Eventually I learned to restrict my computer to managing the digital data only, connecting my computer via an optical TOSLINK cable to a home-theater amplifier. That was a big improvement, but I was being held back by the performance of the home-theater amplifier and its humdrum DAC and amplifier stages. So then I popped for a full-scale professional DAC, connected to my computer via USB. Now I was cooking.
Recently I made another step upwards by acquiring a highly-regarded audiophile DAC, the Bryston BDA-1, together with a bridge device that ensures a jitter-free data stream from the computer’s USB port. It’s the modern-day equivalent of replacing my old tone arm and cartridge with much higher-quality gear, and it has had a dramatic impact on my system’s sound quality.
Fortunately, very good DACs are available at only a fraction of the price of the Bryston. Nonetheless, you get what you pay for; high-end audio isn’t all snake oil, despite some of the carping you might hear. And once you’ve experienced what’s actually possible with digital audio, past iPods with earbuds or pounding boomboxes or thumpy computer speakers, you realize just how close we have come to that elusive, and no doubt unobtainable, goal of perfect sound reproduction.

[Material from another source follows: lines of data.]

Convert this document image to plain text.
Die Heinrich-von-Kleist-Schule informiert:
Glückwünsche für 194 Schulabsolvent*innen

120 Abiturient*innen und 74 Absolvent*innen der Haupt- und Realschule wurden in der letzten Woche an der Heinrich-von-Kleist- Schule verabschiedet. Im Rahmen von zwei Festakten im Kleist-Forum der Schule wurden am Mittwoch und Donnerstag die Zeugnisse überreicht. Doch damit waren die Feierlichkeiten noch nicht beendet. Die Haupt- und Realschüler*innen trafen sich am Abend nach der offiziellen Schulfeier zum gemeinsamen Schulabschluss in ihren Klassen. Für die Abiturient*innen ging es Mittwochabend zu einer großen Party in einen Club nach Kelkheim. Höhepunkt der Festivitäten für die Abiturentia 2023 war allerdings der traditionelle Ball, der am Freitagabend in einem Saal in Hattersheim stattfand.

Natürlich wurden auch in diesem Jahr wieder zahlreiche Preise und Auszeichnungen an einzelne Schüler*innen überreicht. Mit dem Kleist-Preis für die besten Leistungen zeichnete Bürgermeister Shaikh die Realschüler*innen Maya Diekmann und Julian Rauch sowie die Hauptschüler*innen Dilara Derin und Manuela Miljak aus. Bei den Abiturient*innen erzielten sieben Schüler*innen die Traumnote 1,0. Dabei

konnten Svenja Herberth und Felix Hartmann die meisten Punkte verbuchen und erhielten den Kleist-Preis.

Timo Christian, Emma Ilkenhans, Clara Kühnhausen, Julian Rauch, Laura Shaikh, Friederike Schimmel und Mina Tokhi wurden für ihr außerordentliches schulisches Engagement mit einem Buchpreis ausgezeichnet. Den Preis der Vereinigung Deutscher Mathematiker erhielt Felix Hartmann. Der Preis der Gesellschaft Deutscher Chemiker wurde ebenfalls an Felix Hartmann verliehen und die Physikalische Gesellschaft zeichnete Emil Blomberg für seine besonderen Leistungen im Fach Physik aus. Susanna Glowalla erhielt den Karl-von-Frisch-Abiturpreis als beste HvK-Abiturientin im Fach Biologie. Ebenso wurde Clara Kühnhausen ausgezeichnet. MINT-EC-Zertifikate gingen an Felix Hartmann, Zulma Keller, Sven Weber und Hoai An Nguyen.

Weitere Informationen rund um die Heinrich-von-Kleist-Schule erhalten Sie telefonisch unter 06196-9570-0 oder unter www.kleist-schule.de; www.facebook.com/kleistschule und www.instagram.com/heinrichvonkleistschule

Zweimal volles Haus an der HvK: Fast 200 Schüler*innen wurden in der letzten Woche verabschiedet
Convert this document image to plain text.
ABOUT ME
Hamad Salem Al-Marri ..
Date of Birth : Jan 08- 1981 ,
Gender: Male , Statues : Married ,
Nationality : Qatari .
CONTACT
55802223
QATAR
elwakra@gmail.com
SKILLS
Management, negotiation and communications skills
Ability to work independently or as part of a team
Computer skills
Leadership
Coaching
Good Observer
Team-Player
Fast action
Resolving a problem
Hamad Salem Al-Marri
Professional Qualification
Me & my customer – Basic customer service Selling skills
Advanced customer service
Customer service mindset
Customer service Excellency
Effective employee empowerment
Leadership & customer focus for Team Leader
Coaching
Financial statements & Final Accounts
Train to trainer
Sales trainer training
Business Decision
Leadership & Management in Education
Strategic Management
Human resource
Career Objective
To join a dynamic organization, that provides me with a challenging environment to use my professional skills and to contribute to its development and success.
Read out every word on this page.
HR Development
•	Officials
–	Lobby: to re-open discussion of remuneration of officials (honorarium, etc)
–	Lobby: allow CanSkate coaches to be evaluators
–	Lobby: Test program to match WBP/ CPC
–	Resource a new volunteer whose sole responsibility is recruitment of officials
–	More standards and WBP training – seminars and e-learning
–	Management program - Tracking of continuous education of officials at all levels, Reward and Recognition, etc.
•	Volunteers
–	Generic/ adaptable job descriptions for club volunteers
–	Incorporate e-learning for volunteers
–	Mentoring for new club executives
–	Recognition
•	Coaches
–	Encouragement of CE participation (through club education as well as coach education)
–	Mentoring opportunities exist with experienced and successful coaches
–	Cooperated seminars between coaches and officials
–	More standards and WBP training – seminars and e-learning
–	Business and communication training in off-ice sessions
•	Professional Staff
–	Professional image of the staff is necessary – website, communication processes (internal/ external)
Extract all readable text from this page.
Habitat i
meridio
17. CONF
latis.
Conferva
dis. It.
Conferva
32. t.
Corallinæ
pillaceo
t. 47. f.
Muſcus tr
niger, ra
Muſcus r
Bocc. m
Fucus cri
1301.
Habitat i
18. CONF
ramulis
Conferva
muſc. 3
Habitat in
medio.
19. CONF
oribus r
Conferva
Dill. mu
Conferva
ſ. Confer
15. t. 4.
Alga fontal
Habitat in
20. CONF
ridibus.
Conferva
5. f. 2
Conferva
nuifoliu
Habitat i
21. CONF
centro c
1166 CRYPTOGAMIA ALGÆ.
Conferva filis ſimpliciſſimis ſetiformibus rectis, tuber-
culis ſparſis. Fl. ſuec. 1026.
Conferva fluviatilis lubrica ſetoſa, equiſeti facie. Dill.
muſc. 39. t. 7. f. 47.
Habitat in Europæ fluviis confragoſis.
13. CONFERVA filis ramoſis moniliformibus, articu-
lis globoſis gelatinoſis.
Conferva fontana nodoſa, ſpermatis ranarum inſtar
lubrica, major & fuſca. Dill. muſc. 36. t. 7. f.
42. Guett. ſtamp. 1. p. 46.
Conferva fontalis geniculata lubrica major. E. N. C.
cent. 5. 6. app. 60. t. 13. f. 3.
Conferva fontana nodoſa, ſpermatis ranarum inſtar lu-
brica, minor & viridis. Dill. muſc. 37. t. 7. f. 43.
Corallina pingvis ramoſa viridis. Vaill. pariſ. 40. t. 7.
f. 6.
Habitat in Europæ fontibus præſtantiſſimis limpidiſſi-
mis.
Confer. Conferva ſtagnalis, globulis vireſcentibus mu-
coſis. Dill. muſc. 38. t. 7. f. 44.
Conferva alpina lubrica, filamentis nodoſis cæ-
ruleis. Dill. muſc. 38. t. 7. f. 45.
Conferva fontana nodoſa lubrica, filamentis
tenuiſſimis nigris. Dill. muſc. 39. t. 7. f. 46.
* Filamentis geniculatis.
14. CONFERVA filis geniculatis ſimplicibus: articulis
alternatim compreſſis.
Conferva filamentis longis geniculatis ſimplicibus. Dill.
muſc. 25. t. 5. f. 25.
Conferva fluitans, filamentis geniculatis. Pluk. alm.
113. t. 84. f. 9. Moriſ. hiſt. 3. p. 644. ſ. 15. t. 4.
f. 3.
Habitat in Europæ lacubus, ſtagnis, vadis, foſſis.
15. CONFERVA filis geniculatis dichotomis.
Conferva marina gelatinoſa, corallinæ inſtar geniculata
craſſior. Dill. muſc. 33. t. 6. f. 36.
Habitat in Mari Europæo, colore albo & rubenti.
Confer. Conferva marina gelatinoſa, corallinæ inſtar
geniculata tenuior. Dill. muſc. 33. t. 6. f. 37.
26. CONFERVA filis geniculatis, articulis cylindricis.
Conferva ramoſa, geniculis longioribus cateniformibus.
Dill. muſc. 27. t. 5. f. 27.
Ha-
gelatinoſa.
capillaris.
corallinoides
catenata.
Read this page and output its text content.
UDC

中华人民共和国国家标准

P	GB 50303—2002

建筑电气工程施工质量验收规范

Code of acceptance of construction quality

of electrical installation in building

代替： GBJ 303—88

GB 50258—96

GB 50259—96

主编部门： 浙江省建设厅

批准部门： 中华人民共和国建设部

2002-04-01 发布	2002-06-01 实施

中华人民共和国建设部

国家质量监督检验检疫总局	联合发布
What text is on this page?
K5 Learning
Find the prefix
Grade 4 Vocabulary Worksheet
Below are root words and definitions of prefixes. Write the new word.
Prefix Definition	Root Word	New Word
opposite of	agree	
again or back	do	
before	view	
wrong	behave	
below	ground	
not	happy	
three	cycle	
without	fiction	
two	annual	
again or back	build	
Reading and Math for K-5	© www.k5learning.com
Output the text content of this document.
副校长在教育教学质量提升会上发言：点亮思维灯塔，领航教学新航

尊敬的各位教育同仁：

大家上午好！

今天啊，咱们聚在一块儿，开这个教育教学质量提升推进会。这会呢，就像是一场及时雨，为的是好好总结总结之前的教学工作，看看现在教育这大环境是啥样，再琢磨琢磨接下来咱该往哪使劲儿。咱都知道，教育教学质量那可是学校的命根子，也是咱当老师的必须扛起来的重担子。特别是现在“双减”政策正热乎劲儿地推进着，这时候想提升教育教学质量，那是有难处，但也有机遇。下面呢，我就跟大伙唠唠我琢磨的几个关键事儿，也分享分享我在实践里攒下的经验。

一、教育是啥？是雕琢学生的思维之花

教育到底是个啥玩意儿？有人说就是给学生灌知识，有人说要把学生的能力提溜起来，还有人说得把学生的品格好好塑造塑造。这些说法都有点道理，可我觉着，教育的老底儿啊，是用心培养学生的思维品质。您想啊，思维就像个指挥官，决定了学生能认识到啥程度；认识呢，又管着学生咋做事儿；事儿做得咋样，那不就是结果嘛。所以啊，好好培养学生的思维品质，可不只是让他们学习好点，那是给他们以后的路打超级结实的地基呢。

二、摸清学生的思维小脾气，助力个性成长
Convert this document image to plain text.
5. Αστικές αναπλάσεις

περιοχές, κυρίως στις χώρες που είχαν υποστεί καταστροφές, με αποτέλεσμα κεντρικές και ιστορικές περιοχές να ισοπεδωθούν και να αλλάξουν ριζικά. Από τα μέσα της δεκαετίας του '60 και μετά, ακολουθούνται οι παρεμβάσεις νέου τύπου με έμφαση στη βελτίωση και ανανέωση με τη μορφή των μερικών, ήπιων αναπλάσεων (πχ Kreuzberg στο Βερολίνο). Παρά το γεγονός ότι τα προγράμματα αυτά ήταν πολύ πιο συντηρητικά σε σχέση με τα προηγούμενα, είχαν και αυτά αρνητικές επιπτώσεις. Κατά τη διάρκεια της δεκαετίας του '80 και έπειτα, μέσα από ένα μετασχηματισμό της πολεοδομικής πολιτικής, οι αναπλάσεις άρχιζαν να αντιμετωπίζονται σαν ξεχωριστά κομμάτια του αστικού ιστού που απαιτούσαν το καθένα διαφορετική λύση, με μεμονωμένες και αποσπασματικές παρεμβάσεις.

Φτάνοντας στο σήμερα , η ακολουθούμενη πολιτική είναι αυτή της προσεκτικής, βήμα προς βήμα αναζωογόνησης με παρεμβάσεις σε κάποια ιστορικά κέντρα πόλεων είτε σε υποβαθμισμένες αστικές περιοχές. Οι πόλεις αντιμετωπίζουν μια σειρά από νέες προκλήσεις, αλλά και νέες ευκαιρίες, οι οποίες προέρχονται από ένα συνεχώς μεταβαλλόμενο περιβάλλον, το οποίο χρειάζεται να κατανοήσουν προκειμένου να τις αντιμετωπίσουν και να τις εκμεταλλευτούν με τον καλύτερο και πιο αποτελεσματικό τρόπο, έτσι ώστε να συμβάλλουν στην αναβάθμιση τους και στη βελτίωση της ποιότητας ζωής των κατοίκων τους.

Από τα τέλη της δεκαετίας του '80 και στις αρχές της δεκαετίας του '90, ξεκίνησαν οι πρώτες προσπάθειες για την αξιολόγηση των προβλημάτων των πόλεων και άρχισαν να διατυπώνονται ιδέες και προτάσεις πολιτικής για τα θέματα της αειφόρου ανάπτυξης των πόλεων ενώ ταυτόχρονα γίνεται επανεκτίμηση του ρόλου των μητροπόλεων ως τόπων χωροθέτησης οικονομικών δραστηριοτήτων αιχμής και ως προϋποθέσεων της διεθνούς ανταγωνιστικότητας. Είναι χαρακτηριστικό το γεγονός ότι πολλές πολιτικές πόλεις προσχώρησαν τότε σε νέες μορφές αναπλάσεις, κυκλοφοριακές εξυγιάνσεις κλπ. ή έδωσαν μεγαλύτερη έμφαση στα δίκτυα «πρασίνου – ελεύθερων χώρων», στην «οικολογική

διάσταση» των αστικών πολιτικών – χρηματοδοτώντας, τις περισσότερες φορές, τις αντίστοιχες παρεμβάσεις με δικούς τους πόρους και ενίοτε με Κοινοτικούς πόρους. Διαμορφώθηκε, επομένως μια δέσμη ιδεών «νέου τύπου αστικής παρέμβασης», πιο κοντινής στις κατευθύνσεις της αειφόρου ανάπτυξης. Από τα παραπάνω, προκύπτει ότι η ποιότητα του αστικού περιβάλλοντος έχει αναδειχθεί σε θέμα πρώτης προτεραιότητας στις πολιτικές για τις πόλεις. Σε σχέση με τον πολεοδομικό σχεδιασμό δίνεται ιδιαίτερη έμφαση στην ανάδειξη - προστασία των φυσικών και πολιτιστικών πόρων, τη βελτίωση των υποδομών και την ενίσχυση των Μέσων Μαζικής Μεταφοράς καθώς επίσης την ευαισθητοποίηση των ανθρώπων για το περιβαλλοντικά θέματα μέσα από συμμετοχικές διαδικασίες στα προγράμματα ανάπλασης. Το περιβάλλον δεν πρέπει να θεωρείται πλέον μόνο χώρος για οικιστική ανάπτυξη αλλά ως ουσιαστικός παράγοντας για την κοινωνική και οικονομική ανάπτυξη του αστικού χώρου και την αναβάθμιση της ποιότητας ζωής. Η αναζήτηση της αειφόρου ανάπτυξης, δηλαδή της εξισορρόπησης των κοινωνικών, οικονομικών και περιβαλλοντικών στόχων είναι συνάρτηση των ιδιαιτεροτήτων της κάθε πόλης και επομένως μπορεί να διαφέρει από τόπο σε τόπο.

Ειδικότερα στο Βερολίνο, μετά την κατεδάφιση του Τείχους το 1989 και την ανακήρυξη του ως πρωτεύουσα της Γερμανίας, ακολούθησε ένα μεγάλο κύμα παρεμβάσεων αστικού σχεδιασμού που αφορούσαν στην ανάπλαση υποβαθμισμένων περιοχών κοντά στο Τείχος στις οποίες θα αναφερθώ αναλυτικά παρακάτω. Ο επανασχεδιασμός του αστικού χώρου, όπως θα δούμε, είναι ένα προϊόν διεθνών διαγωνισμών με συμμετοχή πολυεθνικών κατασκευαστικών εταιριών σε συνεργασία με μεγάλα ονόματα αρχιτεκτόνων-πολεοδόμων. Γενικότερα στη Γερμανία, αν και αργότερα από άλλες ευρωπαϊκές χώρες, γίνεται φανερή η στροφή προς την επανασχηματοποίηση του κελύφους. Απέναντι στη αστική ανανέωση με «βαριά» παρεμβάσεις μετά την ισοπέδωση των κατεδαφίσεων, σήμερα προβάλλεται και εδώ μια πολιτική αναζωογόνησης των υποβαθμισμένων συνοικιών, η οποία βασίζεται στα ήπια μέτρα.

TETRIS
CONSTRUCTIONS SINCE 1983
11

There’s a good reason why external DACs have become such hot items in today’s high-end audio market, and why so many audio companies, including the most august in the business, have been bringing out DACs at every price range. Audiophiles have come to realize the DAC’s critical role in digital audio; it is low-grade DAC performance that is largely responsible for the brickbats so often tossed at digital audio, to the effect that it’s lifeless and harsh and grainy and metallic. Digital audio need not suffer from any of those shortcomings, but just as you can’t get much sound out of an LP via a cheapjack record player, you can’t extract the full potential of a digital audio stream without a good DAC. Digital-to-analog converters are the turntable-and-cartridges of the digital era, and they just keep getting better all the time. Trickle-down is doing its thing, and so modestly-priced DACs today perform like the high-end models of a decade ago. And with computer-stored digital audio rendering CDs and DVDs obsolete, quality digital conversion has become all the more important for those who find value in fine audio.